Demak – Suasana sakral dan meriah mewarnai pelaksanaan tradisi Syawalan di wilayah pesisir Kecamatan Bonang, Kabupaten Demak yang melibatkan tiga desa sekaligus, yakni Morodemak, Margolinduk, dan Purworejo, Senin (7/4/2025). Puliuhan perahu nelayan bergerak bersama menuju ke tengah laut
Tradisi tahunan ini menjadi wujud rasa syukur para nelayan atas limpahan hasil laut serta harapan akan keselamatan dalam menjalankan kehidupan sehari-hari.Kegiatan dipusatkan di kawasan Tempat Pelelangan Ikan (TPI) Morodemak, yang dihiasi kapal-kapal nelayan dengan ornamen khas laut.
Tradisi puncak berupa larung kepala kerbau ke laut lepas menjadi simbol utama sedekah laut, diiringi dengan doa bersama, istighotsah, serta pagelaran wayang kulit pada malam harinya.Tradisi ini adalah kearifan lokal yang masih dilestarikan hingga sekarang
Kepala Desa Purworejo, Rifki Salafudin, menyampaikan bahwa tradisi larungan ini telah berlangsung turun-temurun dan menjadi pengikat kuat antar warga tiga desa pesisir.Meskipun jaman telah berubah digital namun tradisi ini tetap berjalan seperti dulu.
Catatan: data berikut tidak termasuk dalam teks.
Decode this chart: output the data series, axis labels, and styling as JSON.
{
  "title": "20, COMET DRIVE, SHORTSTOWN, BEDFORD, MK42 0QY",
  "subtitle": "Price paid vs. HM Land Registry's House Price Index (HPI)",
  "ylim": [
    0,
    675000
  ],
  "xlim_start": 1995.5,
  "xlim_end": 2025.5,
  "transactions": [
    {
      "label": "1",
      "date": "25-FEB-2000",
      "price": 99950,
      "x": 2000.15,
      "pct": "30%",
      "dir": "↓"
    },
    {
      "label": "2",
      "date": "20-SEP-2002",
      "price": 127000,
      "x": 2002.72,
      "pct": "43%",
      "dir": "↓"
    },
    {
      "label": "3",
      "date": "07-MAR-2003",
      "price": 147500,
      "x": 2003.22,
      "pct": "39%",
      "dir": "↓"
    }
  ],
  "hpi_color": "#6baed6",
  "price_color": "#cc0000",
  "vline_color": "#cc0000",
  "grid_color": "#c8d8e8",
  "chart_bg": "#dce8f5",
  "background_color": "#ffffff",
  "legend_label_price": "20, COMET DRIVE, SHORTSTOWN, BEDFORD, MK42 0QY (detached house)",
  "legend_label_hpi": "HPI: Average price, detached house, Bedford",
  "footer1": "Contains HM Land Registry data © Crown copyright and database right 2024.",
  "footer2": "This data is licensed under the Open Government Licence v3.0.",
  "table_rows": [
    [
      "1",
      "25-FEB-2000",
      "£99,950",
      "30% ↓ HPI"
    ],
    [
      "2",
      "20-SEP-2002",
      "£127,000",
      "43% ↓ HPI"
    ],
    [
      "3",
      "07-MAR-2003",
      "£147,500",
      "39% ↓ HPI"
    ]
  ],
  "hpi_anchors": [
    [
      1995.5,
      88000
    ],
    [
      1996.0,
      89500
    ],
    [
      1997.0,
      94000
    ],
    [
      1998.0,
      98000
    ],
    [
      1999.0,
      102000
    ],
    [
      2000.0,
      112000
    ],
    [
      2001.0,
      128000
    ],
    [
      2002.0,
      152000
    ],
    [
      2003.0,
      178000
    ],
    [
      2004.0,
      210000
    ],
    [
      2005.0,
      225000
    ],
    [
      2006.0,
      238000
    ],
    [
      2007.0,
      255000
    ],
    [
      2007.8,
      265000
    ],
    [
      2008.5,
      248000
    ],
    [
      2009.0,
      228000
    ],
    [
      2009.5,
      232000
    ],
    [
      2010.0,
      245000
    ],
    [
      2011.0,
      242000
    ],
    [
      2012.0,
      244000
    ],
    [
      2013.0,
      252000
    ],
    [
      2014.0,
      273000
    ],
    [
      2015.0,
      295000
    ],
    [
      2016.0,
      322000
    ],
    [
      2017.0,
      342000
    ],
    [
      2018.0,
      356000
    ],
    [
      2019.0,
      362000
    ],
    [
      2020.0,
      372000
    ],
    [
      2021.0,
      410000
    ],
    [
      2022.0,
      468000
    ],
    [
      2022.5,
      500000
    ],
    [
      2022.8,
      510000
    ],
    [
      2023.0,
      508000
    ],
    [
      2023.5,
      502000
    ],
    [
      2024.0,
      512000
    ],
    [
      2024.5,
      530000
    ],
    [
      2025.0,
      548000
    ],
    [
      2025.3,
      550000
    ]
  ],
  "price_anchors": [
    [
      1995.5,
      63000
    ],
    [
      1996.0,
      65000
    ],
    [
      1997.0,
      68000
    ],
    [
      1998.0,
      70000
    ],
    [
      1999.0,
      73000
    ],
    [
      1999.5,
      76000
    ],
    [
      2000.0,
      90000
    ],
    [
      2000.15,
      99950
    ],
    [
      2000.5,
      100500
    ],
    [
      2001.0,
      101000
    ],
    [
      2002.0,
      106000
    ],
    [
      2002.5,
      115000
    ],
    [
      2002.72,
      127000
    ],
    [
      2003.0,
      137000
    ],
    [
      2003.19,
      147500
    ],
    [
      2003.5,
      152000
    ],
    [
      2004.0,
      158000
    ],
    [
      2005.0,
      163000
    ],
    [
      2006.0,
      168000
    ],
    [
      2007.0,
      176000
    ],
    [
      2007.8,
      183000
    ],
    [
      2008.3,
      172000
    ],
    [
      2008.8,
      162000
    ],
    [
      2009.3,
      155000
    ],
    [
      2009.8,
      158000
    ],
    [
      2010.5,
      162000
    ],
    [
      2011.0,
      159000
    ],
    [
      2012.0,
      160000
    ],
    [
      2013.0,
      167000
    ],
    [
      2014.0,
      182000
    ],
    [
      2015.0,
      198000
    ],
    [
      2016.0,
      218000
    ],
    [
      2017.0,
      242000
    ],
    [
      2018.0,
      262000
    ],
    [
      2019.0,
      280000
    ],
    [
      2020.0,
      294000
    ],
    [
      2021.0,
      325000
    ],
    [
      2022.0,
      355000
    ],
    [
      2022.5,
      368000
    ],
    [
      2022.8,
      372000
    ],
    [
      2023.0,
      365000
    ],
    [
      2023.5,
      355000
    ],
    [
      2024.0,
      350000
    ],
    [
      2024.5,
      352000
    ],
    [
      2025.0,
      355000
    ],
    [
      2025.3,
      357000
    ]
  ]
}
Itu semua menujukkan nelayan masih menghargai dan menghormati para leluhurnya dahulu
“Selama setahun terakhir, hasil tangkapan nelayan cukup baik. Melalui sedekah laut ini, kita bersyukur kepada Allah SWT sekaligus memohon perlindungan bagi para nelayan agar terhindar dari bahaya saat melaut,” tuturnya.
Ia menambahkan bahwa sedekah laut tidak hanya sebagai perwujudan syukur manusia, tetapi juga bagian dari kesadaran untuk menjaga keseimbangan dengan alam dan seluruh makhluk ciptaan Tuhan.Selan itu sebagai perwujudan kerukunan antar nelayan yang setiap hari mencari nafkah dilaut
Tradisi ini diprakarsai oleh Paguyuban Nelayan dari tiga desa tersebut, dengan dukungan penuh dari pemerintah desa, karang taruna, serta berbagai unsur masyarakat. Kehadiran pejabat setempat, unsur Forkompincam, hingga para ulama dari tiga desa, turut menambah khidmat jalannya acara.
Lebih dari sekadar ritual, Syawalan tiga desa ini menjadi momentum mempererat persaudaraan, gotong royong, dan identitas kultural masyarakat pesisir Demak. Apapun kondisi ini tetap berjalan
“Tradisi ini mengingatkan kita bahwa kebersamaan adalah kekuatan utama. Jika masyarakat kompak dan saling mendukung, insyaAllah segala tantangan bisa kita hadapi bersama,” pungkas Rifki.
Meskipun ada beberapa eleman masyarakat yang kurang berkenan dengan adanya kegiatan larungan kepala kerbau ditinjau dari kajian hukum agama Islanm. Namun tradisi ini masih ada dan itu semua ditujukan kepada memohon rahmat dan ridlo Allah SWT . Agar semua nelayan diberikan rejeki tyang berlimpah pada tahun tahun mendatang . (Red-kmf/apj).